To opponents of this view, Olive Garden is a stagnant brand, lumbering along at a time when Darden should be more concerned with other, faster-growth properties such as The Capital Grille. They'll not be impressed with a reminder that yet more investment capital is going toward Olive Garden, especially when new dinnerware is among the selling points. Here, it's less about the total amount than the principle. In fiscal 2013, the average capital investment to open a new Olive Garden was about $4.1 million, not a tremendous sum to a company the size of Darden. However, investors want any amount spent to be done so wisely, generating a return to make it worth it. Why not give the menu changes an opportunity to take hold, instead of providing doubters further reason to gripe if the store remodeling doesn't work quickly?

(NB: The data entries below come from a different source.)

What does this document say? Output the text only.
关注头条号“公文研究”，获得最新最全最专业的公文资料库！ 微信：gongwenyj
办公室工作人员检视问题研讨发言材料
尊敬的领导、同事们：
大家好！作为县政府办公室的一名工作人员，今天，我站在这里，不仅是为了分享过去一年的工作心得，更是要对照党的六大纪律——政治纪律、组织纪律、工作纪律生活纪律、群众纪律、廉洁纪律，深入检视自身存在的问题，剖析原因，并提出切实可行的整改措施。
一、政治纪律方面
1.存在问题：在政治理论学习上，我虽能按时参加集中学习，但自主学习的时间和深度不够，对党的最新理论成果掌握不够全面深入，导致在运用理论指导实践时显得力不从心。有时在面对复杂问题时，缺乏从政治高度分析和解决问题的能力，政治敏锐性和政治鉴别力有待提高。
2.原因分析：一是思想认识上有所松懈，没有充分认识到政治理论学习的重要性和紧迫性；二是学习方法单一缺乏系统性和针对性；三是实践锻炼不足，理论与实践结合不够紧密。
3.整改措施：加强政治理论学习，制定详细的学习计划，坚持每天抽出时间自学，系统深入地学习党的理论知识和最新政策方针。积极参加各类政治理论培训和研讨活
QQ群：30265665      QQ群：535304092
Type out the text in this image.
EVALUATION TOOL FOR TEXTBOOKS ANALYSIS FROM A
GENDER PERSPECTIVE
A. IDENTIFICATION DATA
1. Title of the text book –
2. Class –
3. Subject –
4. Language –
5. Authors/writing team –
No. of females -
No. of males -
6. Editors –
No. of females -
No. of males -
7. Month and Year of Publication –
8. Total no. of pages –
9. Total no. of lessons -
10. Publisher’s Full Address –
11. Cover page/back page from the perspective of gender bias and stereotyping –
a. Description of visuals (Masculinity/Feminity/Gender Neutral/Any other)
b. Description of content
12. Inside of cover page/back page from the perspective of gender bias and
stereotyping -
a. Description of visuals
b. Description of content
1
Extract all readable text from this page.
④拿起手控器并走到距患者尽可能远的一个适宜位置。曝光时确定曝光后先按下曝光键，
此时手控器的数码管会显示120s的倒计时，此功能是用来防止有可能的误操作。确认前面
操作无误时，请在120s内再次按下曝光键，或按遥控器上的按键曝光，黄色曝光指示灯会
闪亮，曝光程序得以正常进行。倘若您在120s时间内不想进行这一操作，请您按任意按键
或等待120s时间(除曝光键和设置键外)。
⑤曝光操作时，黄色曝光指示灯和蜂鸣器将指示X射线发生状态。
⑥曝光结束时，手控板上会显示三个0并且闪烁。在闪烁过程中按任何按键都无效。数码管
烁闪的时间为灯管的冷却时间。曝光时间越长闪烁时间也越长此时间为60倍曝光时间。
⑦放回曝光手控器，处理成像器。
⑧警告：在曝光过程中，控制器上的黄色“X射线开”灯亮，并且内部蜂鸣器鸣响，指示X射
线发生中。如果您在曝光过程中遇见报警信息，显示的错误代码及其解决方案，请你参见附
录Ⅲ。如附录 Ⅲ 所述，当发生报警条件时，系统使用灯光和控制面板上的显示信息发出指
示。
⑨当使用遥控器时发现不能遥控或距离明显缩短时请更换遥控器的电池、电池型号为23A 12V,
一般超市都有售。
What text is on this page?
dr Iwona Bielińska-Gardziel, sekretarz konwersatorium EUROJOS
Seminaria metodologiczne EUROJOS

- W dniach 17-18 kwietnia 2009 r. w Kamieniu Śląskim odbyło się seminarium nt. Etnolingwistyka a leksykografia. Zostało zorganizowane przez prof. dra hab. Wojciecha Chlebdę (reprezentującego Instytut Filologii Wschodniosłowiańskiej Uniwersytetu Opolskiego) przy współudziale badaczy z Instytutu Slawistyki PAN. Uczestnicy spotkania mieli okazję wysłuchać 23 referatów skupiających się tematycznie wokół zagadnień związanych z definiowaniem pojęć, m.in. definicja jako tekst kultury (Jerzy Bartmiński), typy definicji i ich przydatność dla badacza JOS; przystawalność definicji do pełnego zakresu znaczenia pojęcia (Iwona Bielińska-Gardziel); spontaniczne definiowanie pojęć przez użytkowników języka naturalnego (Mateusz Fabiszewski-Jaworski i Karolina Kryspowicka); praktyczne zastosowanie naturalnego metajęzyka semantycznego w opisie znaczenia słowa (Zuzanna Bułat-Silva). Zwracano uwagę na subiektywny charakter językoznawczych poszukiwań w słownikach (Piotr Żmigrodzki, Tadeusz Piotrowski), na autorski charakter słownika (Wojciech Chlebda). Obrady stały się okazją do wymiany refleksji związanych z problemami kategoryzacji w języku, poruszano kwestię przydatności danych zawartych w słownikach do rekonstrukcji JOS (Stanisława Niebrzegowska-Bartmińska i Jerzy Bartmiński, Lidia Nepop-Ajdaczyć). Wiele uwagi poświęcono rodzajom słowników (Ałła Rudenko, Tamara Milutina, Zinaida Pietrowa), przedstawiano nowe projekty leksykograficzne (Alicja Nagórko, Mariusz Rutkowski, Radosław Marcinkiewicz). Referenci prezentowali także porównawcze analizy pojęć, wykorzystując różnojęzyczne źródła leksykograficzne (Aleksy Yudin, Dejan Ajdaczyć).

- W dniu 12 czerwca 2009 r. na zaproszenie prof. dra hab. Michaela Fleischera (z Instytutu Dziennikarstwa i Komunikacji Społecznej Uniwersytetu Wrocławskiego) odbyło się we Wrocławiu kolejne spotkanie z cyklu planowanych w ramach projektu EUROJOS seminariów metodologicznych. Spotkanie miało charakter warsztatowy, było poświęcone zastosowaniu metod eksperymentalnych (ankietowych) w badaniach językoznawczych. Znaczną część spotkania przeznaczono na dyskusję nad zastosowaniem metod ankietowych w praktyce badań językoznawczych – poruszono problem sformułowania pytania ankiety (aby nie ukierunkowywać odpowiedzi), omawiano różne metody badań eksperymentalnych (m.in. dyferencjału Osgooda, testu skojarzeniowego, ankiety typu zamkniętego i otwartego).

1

On Tuesday, after the company issued a statement discussing these plans, shares of Darden fell 1.6% to $45.35, taking its year-to-date loss to 16.5%. That makes it the fifth-worst stock of 42 restaurants surveyed by Yahoo Finance in 2014.

Affordability clearly matters to some, especially those in small American towns where wages are modest, but higher prices can work if diners crave the food, even if that means they can't visit frequently. And that, in turn, means Olive Garden, whose average check is above $16 per person, shouldn't have to be overly reliant on low prices, provided it's striving for in-demand food above the other distractions.

It's true that companies can't stand still for all time. Evolution is required in business, and remodels are in fact taking place on a large scale at the likes of McDonald's (MCD) and Wendy's (WEN). But that evolution has to be done with the proper timing. Unique food is a much more powerful force these days when diners are eager to escape monotony. And just as they aren't going to Chipotle to admire the art on the wall, they're not avoiding Olive Garden because they find the window treatments lacking in character.